The past two months have, admits Stewart, presented some challenges but nevertheless, she has relished every minute. 

“I’m loving it, I live for the adrenaline rush you feel when you’re going so fast,” she says. 

“The training is pretty different from what I was used to in athletics, there’s a lot of work in the gym and I’m really noticing it pay off. 

“We’ve obviously all got a lot of technical work to do too. Then it’s about learning to put everything I do in training together. 

“I’m at the stage where I can make quite substantial improvements which is very exciting. 

“Not being good at certain things is hard though – I just keep reminding myself that I need to stay patient and it’ll come. 

“I think this is where my athletics background helps though – I’ve been in similar situations to this, I’ve been cut or not selected for things many times before and so having an understanding of the reality and the brutality of elite sport has been invaluable.” 

The next step in the process is a training camp in Lillihammer in Norway in the coming weeks, where Stewart and her fellow rookies will train on ice for the first time. 

On their return, the group will be culled by another three athletes and while making the final cut will be no easy task, Stewart is well aware that the strength of the group significantly increases the chances of success for those who do go the distance. 

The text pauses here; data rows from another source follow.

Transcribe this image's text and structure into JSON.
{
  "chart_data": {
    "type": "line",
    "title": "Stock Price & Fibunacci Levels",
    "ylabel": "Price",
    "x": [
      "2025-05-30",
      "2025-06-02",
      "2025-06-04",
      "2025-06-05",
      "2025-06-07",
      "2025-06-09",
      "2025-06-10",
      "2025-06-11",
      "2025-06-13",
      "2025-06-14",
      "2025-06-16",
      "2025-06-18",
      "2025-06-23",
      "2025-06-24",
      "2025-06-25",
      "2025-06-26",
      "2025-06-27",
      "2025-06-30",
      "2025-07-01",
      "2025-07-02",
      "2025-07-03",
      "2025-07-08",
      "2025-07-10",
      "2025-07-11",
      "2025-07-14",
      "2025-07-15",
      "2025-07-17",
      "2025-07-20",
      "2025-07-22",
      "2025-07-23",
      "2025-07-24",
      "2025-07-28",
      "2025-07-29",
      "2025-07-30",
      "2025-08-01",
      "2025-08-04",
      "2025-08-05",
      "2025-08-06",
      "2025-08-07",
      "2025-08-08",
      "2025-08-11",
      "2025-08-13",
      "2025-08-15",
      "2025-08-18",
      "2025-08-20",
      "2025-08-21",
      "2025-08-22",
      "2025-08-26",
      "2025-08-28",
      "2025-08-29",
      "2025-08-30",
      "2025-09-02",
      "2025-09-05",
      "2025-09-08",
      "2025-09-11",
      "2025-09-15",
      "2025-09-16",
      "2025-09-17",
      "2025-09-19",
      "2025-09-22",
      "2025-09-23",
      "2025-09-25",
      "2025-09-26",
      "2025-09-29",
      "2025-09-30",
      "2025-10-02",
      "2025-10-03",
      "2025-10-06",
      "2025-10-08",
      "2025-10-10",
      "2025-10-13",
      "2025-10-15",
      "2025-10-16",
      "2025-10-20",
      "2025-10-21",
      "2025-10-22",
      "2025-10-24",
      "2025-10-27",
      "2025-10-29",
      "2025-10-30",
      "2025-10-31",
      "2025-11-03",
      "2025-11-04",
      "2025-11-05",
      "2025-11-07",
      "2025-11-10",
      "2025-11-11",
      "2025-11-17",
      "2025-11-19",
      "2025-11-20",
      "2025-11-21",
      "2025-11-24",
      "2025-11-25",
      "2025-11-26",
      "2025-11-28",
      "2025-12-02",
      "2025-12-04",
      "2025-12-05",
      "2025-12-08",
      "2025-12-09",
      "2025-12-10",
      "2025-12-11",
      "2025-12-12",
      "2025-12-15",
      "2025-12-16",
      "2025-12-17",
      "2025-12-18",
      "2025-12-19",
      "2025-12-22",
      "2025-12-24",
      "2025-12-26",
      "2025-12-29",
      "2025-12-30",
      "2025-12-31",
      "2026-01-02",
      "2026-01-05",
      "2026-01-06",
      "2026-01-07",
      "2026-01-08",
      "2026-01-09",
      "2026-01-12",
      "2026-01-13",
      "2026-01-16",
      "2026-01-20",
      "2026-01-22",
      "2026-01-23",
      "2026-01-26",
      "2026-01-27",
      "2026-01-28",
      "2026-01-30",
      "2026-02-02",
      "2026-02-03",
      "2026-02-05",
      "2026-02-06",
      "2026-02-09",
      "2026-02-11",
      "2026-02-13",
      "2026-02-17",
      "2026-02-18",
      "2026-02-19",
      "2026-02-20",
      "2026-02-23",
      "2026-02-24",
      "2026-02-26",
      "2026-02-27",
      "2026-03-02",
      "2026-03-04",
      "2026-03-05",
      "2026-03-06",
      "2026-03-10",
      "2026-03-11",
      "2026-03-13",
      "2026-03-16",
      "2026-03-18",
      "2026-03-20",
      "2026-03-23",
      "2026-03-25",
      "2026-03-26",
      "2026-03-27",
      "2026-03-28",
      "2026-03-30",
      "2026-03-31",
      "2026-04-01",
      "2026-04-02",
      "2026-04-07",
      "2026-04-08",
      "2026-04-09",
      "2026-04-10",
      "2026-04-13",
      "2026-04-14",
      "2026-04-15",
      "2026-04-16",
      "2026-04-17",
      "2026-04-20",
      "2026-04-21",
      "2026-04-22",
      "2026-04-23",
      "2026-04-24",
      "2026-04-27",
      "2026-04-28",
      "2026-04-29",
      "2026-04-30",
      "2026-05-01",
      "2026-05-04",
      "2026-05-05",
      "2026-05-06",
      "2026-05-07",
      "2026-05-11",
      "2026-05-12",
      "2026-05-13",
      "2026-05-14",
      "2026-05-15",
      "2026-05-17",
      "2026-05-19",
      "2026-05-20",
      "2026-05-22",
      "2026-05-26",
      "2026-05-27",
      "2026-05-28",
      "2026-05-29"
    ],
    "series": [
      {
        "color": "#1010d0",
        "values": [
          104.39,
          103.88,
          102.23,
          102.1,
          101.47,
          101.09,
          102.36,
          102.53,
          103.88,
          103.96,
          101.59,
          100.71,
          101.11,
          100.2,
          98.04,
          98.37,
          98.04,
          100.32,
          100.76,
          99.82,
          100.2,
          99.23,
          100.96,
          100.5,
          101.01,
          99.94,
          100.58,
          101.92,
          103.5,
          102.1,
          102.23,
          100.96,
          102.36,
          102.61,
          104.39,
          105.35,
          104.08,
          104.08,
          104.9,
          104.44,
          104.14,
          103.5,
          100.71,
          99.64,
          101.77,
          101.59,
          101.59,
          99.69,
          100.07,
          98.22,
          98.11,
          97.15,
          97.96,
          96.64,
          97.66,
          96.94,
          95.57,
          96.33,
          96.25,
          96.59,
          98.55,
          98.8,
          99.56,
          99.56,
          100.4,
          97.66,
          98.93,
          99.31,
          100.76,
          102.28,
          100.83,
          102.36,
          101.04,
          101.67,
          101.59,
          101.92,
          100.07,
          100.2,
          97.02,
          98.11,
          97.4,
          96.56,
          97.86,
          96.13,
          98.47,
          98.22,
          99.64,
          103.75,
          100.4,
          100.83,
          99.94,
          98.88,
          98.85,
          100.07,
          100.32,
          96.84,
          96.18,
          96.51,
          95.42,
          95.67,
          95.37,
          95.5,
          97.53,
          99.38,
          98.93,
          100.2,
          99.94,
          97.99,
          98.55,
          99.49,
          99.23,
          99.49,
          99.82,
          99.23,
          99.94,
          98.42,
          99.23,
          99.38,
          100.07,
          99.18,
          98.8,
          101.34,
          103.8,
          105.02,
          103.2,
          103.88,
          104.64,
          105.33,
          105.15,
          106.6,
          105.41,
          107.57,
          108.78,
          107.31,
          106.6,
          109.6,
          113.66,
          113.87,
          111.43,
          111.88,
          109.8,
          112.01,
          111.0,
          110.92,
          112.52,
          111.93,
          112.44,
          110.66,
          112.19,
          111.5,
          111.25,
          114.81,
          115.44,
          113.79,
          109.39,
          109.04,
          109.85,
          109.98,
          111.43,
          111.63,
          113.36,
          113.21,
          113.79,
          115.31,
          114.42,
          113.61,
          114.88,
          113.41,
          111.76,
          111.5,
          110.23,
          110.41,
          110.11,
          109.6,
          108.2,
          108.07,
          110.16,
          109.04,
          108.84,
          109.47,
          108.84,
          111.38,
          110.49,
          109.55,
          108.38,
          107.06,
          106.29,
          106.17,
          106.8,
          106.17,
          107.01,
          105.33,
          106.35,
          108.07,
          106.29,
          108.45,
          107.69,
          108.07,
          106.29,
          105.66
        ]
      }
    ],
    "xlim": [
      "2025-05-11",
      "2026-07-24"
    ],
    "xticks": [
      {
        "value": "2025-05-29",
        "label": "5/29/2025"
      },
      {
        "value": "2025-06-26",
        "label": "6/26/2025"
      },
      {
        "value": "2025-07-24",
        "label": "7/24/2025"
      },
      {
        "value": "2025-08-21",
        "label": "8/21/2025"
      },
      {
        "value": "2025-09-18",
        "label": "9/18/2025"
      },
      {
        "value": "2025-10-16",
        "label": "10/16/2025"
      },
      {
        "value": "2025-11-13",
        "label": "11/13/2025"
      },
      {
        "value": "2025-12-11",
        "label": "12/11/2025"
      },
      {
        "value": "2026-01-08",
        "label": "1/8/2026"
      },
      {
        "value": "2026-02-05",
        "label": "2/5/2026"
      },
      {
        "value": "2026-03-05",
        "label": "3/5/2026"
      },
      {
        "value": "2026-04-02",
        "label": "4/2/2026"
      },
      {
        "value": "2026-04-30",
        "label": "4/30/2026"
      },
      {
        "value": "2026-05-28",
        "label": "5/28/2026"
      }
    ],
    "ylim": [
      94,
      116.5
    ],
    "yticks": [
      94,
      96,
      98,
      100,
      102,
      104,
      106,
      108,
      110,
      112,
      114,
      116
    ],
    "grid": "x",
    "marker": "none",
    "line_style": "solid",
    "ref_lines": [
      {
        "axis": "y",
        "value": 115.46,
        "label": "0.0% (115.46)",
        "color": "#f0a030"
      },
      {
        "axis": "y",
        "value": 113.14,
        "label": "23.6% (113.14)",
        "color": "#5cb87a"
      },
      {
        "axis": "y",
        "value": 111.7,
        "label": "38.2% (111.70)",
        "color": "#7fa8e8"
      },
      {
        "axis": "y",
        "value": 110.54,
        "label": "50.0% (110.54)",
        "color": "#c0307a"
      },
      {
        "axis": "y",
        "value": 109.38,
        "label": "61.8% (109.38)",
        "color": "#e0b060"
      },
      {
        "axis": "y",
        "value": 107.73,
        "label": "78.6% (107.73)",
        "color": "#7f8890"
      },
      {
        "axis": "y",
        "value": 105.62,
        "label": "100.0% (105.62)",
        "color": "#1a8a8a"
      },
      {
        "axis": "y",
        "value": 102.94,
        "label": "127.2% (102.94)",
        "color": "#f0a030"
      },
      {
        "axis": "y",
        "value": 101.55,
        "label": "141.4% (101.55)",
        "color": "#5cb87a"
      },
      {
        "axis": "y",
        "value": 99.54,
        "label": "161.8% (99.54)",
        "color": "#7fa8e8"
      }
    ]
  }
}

Certainly, the past success of similar British skeleton programmes gives Stewart considerable grounds for optimism; two-time Olympic champion, Lizzy Yarnold, came through a similar process and went on to win gold at both the 2014 and 2018 Winter Olympics. 

Stewart has not ruled out entirely a return to athletics at some point but, for now anyway, has her sights firmly set on beginning competing in less than a year’s time followed by the 2026 Winter Olympics where, she is confident, Team GB skeleton racers will continue their medal-winning performances. 

“This is a really exciting group of girls so whoever gets kept on definitely has a chance of doing really well. Whoever makes it will very much be in the mix when we start competing,” she says. 

And it definitely helps having seen others go down this same path and being really successful. 

“I don’t know if I’d ever go back to athletics – I’m just taking each day as it comes and we’ll see what happens. This is the focus for now though.”